“No, no, no,” exclaimed Trina. “It’s not a hundred dollars. You won’t touch it; you won’t touch my money, I tell you.”
“Ah, how does it happen to be yours, I’d like to know?”
“It’s mine! It’s mine! It’s mine!” cried Trina, her face scarlet, her teeth clicking like the snap of a closing purse.
“It ain’t any more yours than it is mine.”
“Every penny of it is mine.”
“Ah, what a fine fix you’d get me into,” growled the dentist. “I’ve signed the paper with the owner; that’s business, you know, that’s business, you know; and now you go back on me. Suppose we’d taken the house, we’d ‘a’ shared the rent, wouldn’t we, just as we do here?”
Trina shrugged her shoulders with a great affectation of indifference and began chopping the onions again.
“You settle it with the owner,” she said. “It’s your affair; you’ve got the money.” She pretended to assume a certain calmness as though the matter was something that no longer affected her. Her manner exasperated McTeague all the more.
“No, I won’t; no, I won’t; I won’t either,” he shouted. “I’ll pay my half and he can come to you for the other half.” Trina put a hand over her ear to shut out his clamor.
“Ah, don’t try and be smart,” cried McTeague. “Come, now, yes or no, will you pay your half?”
“You heard what I said.”
“Will you pay it?”
“No.”
“Miser!” shouted McTeague. “Miser! you’re worse than old Zerkow. All right, all right, keep your money. I’ll pay the whole thirty-five. I’d rather lose it than be such a miser as you.”
“Haven’t you got anything to do,” returned Trina, “instead of staying here and abusing me?”
“Well, then, for the last time, will you help me out?” Trina cut the heads of a fresh bunch of onions and gave no answer.
“Huh? will you?”
“I’d like to have my kitchen to myself, please,” she said in a mincing way, irritating to a last degree. The dentist stamped out of the room, banging the door behind him.
For nearly a week the breach between them remained unhealed. Trina only spoke to the dentist in monosyllables, while he, exasperated at her calmness and frigid reserve, sulked in his “Dental Parlors,” muttering terrible things beneath his mustache, or finding solace in his concertina, playing his six lugubrious airs over and over again, or swearing frightful oaths at his canary.
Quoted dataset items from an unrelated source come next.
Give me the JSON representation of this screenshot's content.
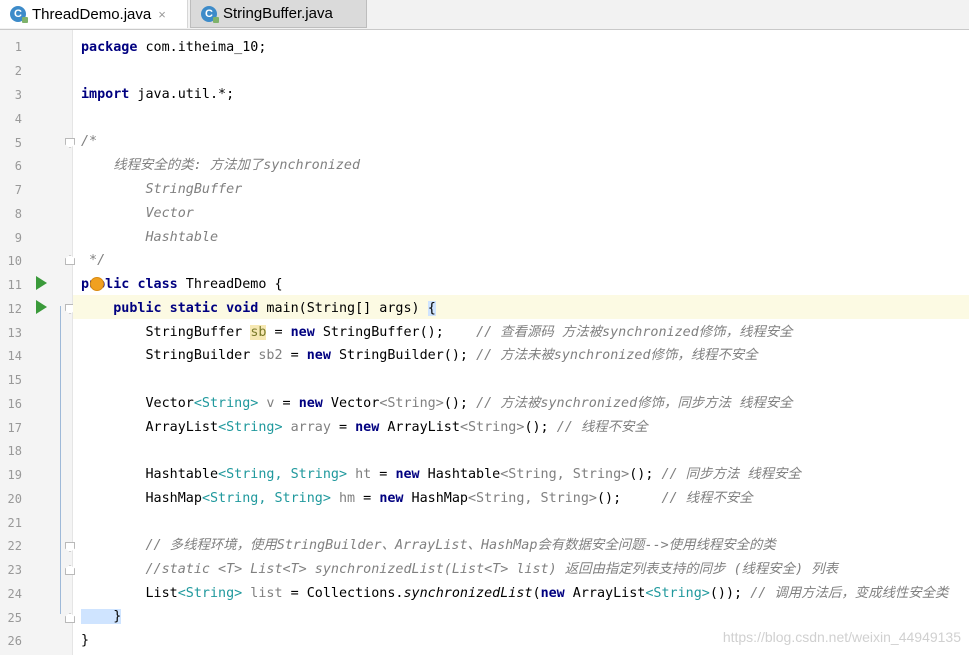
{
  "tabs": [
    {
      "label": "ThreadDemo.java",
      "icon": "java-class-icon",
      "active": true
    },
    {
      "label": "StringBuffer.java",
      "icon": "java-class-icon",
      "active": false
    }
  ],
  "close_glyph": "×",
  "lines": [
    "1",
    "2",
    "3",
    "4",
    "5",
    "6",
    "7",
    "8",
    "9",
    "10",
    "11",
    "12",
    "13",
    "14",
    "15",
    "16",
    "17",
    "18",
    "19",
    "20",
    "21",
    "22",
    "23",
    "24",
    "25",
    "26"
  ],
  "code": {
    "package_kw": "package",
    "package_name": " com.itheima_10;",
    "import_kw": "import",
    "import_name": " java.util.*;",
    "l5": "/*",
    "l6": "    线程安全的类: 方法加了synchronized",
    "l7": "        StringBuffer",
    "l8": "        Vector",
    "l9": "        Hashtable",
    "l10": " */",
    "l11_kw1": "public",
    "l11_kw2": "class",
    "l11_rest": " ThreadDemo {",
    "l12_kw": "public static void",
    "l12_rest": " main(String[] args) ",
    "l12_brace": "{",
    "l13_a": "        StringBuffer ",
    "l13_var": "sb",
    "l13_b": " = ",
    "l13_new": "new",
    "l13_c": " StringBuffer();    ",
    "l13_cm": "// 查看源码 方法被synchronized修饰，线程安全",
    "l14_a": "        StringBuilder ",
    "l14_var": "sb2",
    "l14_b": " = ",
    "l14_new": "new",
    "l14_c": " StringBuilder(); ",
    "l14_cm": "// 方法未被synchronized修饰，线程不安全",
    "l16_a": "        Vector",
    "l16_g1": "<String>",
    "l16_var": " v",
    "l16_b": " = ",
    "l16_new": "new",
    "l16_c": " Vector",
    "l16_g2": "<String>",
    "l16_d": "(); ",
    "l16_cm": "// 方法被synchronized修饰，同步方法 线程安全",
    "l17_a": "        ArrayList",
    "l17_g1": "<String>",
    "l17_var": " array",
    "l17_b": " = ",
    "l17_new": "new",
    "l17_c": " ArrayList",
    "l17_g2": "<String>",
    "l17_d": "(); ",
    "l17_cm": "// 线程不安全",
    "l19_a": "        Hashtable",
    "l19_g1": "<String, String>",
    "l19_var": " ht",
    "l19_b": " = ",
    "l19_new": "new",
    "l19_c": " Hashtable",
    "l19_g2": "<String, String>",
    "l19_d": "(); ",
    "l19_cm": "// 同步方法 线程安全",
    "l20_a": "        HashMap",
    "l20_g1": "<String, String>",
    "l20_var": " hm",
    "l20_b": " = ",
    "l20_new": "new",
    "l20_c": " HashMap",
    "l20_g2": "<String, String>",
    "l20_d": "();     ",
    "l20_cm": "// 线程不安全",
    "l22": "        // 多线程环境，使用StringBuilder、ArrayList、HashMap会有数据安全问题-->使用线程安全的类",
    "l23": "        //static <T> List<T> synchronizedList(List<T> list) 返回由指定列表支持的同步 (线程安全) 列表",
    "l24_a": "        List",
    "l24_g1": "<String>",
    "l24_var": " list",
    "l24_b": " = Collections.",
    "l24_st": "synchronizedList",
    "l24_c": "(",
    "l24_new": "new",
    "l24_d": " ArrayList",
    "l24_g2": "<String>",
    "l24_e": "()); ",
    "l24_cm": "// 调用方法后，变成线性安全类",
    "l25": "    }",
    "l26": "}"
  },
  "watermark": "https://blog.csdn.net/weixin_44949135"
}
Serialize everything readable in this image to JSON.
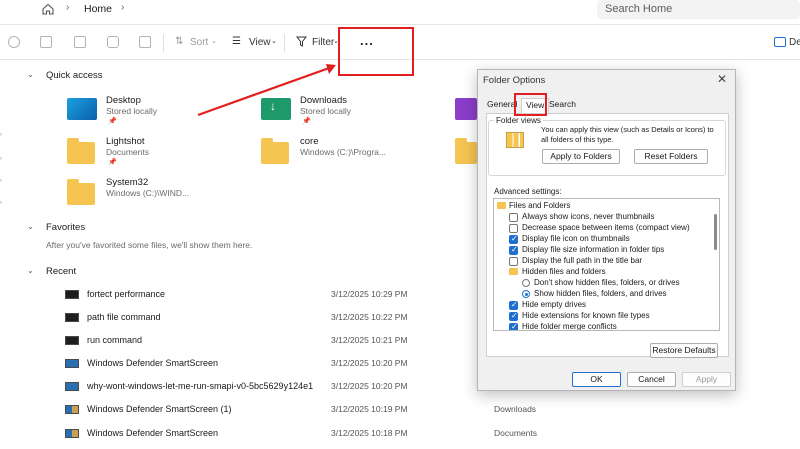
{
  "address_bar": {
    "breadcrumb_home": "Home",
    "search_placeholder": "Search Home"
  },
  "toolbar": {
    "sort_label": "Sort",
    "view_label": "View",
    "filter_label": "Filter",
    "more_label": "...",
    "details_label": "De"
  },
  "sections": {
    "quick_access": "Quick access",
    "favorites": "Favorites",
    "favorites_empty": "After you've favorited some files, we'll show them here.",
    "recent": "Recent"
  },
  "quick_access_items": [
    {
      "name": "Desktop",
      "sub": "Stored locally"
    },
    {
      "name": "Downloads",
      "sub": "Stored locally"
    },
    {
      "name": "Lightshot",
      "sub": "Documents"
    },
    {
      "name": "core",
      "sub": "Windows (C:)\\Progra..."
    },
    {
      "name": "System32",
      "sub": "Windows (C:)\\WIND..."
    }
  ],
  "recent_items": [
    {
      "name": "fortect performance",
      "date": "3/12/2025 10:29 PM",
      "location": ""
    },
    {
      "name": "path file command",
      "date": "3/12/2025 10:22 PM",
      "location": ""
    },
    {
      "name": "run command",
      "date": "3/12/2025 10:21 PM",
      "location": ""
    },
    {
      "name": "Windows Defender SmartScreen",
      "date": "3/12/2025 10:20 PM",
      "location": ""
    },
    {
      "name": "why-wont-windows-let-me-run-smapi-v0-5bc5629y124e1",
      "date": "3/12/2025 10:20 PM",
      "location": ""
    },
    {
      "name": "Windows Defender SmartScreen (1)",
      "date": "3/12/2025 10:19 PM",
      "location": "Downloads"
    },
    {
      "name": "Windows Defender SmartScreen",
      "date": "3/12/2025 10:18 PM",
      "location": "Documents"
    }
  ],
  "dialog": {
    "title": "Folder Options",
    "tabs": [
      "General",
      "View",
      "Search"
    ],
    "folder_views_label": "Folder views",
    "folder_views_text": "You can apply this view (such as Details or Icons) to all folders of this type.",
    "apply_to_folders": "Apply to Folders",
    "reset_folders": "Reset Folders",
    "advanced_label": "Advanced settings:",
    "tree": {
      "root": "Files and Folders",
      "items": [
        {
          "label": "Always show icons, never thumbnails",
          "checked": false
        },
        {
          "label": "Decrease space between items (compact view)",
          "checked": false
        },
        {
          "label": "Display file icon on thumbnails",
          "checked": true
        },
        {
          "label": "Display file size information in folder tips",
          "checked": true
        },
        {
          "label": "Display the full path in the title bar",
          "checked": false
        }
      ],
      "hidden_group": "Hidden files and folders",
      "hidden_options": [
        {
          "label": "Don't show hidden files, folders, or drives",
          "selected": false
        },
        {
          "label": "Show hidden files, folders, and drives",
          "selected": true
        }
      ],
      "more_items": [
        {
          "label": "Hide empty drives",
          "checked": true
        },
        {
          "label": "Hide extensions for known file types",
          "checked": true
        },
        {
          "label": "Hide folder merge conflicts",
          "checked": true
        }
      ]
    },
    "restore_defaults": "Restore Defaults",
    "ok": "OK",
    "cancel": "Cancel",
    "apply": "Apply"
  },
  "colors": {
    "highlight": "#e02020",
    "folder": "#f5c451",
    "checkbox": "#1f6fd0"
  }
}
When Heise paid his bill, McTeague, in a fury, sent the amount to the owner of the little house.
There was no formal reconciliation between the dentist and his little woman. Their relations readjusted themselves inevitably. By the end of the week they were as amicable as ever, but it was long before they spoke of the little house again. Nor did they ever revisit it of a Sunday afternoon. A month or so later the Ryers told them that the owner himself had moved in. The McTeagues never occupied that little house.